We have seen this with databases (MySQL and SQLite), operating systems (Linux), and web servers (NGINX, Apache) as examples. The storage industry really wants an open source option and we believe that Ceph has reached this credibility. It is the true ‘Swiss Army knife’ of storage with its ability to do block, object and file storage with a focus on consistency and correctness before any other factor. Apache and Linux arguably won because of this approach.

A white paper capturing our thoughts on this matter can be found here. 

B&F: How would you compare and contrast Spectrum Scale (GPFS) and Lustre with Ceph?

Van der Schyff: GPFS and Lustre have a distinct sector of their own within the storage market as a whole. Lustre and GPFS are known for scale and performance and they are very good at what they do. Ceph is a more ambitious and wide-ranging storage technology that has a very active and open development community that is involved in many trends of technology that consume storage (and therefore Ceph). 

In certain corners of industry GPFS and Lustre are an obvious choice where requirements are distinctly polar. Looking forward many consumers of storage have to make strategic and not polar choices on storage technology. Federated data lakes, technology leverage and consolidated support and operations are possible with Ceph. With a targeted hardware platform with portfolio choices with targeted acceleration will blur the void between these worlds.

B&F: Where do you think the most storage innovation is taking place?

Van der Schyff: Storage media innovation is rapid and very competitive. Technologies like 3D flash are showing densities that rival spinning media but with a quantum leap in performance. Quietly, the hard drive vendors have to stay relevant and are doing some impressive work, although this is not popular press.

Open Source is starting to become an ever more credible way of doing scale and enterprise storage. Ceph is arguably one of the widest ranging and fastest moving projects in this space.

B&F: What does the Ceph roadmap look like?

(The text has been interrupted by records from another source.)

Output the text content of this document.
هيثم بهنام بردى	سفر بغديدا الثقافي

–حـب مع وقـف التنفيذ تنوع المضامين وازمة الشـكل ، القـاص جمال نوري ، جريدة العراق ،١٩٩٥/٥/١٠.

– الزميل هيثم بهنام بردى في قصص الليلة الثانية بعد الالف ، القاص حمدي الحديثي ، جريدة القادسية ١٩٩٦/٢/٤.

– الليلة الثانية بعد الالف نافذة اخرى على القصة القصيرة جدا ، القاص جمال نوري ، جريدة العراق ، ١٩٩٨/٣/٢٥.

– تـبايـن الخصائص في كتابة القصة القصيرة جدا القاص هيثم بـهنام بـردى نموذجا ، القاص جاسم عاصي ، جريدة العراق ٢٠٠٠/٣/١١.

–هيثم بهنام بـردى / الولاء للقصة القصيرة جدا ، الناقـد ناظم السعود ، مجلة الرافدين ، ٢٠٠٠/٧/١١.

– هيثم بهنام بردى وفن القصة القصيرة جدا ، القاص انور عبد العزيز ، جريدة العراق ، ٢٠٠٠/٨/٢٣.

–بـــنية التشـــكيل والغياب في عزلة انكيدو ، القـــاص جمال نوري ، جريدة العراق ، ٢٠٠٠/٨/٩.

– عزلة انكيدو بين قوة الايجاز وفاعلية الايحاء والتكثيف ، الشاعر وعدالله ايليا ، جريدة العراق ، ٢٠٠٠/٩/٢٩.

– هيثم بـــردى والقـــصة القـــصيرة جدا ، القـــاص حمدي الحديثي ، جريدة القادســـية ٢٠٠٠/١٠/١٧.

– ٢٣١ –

Van der Schyff: It is very active, moving very fast in terms of feature enhancements and has a focus on improved ease of use through management, containerization, and performance increases in areas like CephFS. The Ceph community is very active, at both an individual and organisational level, with a very focused and competent leadership group.

B&F: What are the near- and mid-term goals for SoftIron?

Van der Schyff: Build out a portfolio of HyperDrive products. Fill out other areas of our technology platform and make the very best Ceph product we can, and serve our customers on their terms. Also, as evidenced by our joining the Ceph Foundation, we look forward to leading – and contributing to – the future of Ceph, and demonstrating its undeniable role in delivering world-class enterprise storage solutions.

B&F: How many staff does it have and is new funding being sought?

Van der Schyff: The company is small but with a presence in the United Kingdom and the United States. The company is aggressively scaling, and we expect to double in size over the next 12 months. SoftIron is currently closing an investment round of growth capital.